Soru: Hocam! Size bir soru soracağım. Bazen aklımdan bir fikir geçer veya bir şey düşünürüm. O düşündüğüm şey, çok ilginç bir şekilde gerçekleşir. Mesela bazen bir arkadaşımı özlerim. Çok geçmez tesadüfen onunla hiç ummadık bir yerde karşılaşırım. Bu nasıl oluyor? Bunu bir türlü anlayamıyorum?
Ârif: Evladım! Tesadüf diye bir şey yok. Sen arkadaşınla bir rastlantı sonucunda mı karşılaştığını düşünüyorsun? Sen içinden muhakkak ki önemli ve faydalı bir konu geçirdin ve arkadaşını bu vesile hatırladın. Bu iyi niyetli düşüncen, dua hükmüne geçmiş ve melekler de o talebin bir an evvel yerine getirilmesi için, Allah’a dua etmiş olmalı ki arzuna hiç ummadık bir anda kavuşmuş oldun. Buna biz tevafuk deriz.
Soru: Ben bunu hiç böyle düşünememişim. Tevafuk mu dediniz. Nedir bu?
Ârif: Tevafuk, ilâhî iradenin bir şeyi diğer bir şeye denk getirmesi, Allah’ın bir şeyle diğer şeyleri hoş ve zarif biçimde uyumlu kılması gibi manalara geliyor. Senin düşüncelerin, Allah’ın hoşuna gitmiş olacak ki, bunlar külli iradenin kapsamına girivermiş. Tefekkür edersen, dünyada başıboş olmadığını bu küçük misalden bile anlayabilirsin. Bu hadise bile Kadîr, Hakîm, Basîr ve Alîm olan Allah’ın varlığının ötesinde O’nun her an her şeyi “OL” demekle her şeyin olabileceğinin ve ilâhî iradenin her zaman geçerli olduğunu bir göstergesidir. Tevafuk, bu yönüyle inanmayı ve teslim olmayı ifade eder.
Soru: Yani, ilâhî iradeyle uyumlu olan güzel düşüncelerimiz, Allah katında makbul görüldüğü için, hayatiyet bulabiliyor. O halde buradan ne gibi hikmetli bir sonuç çıkartabiliriz?
Ârif: Demek ki tefekkür sahasının bir vücûdu var. Allah, güzel düşüncelerimize de vücut veriyor.
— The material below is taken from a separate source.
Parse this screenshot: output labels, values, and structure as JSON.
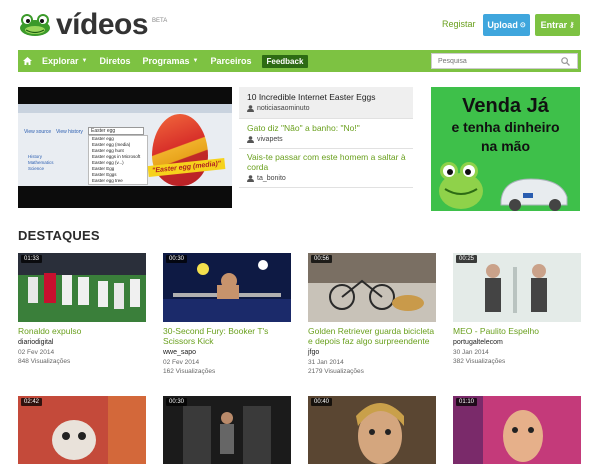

Rahmetinden dolayıdır ki kötü düşüncelerimize günah yazmıyor. Ancak iyi düşündüğümüz şeyler, gerçekleşmemiş dahî olsa yine de bizim lehimize oluyor. Çünkü Allah, bunları sevap olarak meleklerine yazdırıyor. Demek ki tefekkür, hatırdan güzel bir şeyi geçirmek gibi zihnimizdeki bütün soyut şeylerin manevî âlemde vücûd bulmasına sebebiyet veriyor. Hatta o manevî vücûdiyet, ilâhî irade ile bu âleme dahî intikal ediyor.
Soru: Tefekkürün bu kadar anlamlı ve manevî boyutuyla bu kadar gizemli olabileceğini hiç düşünememişim. Bunun sırrı nedir?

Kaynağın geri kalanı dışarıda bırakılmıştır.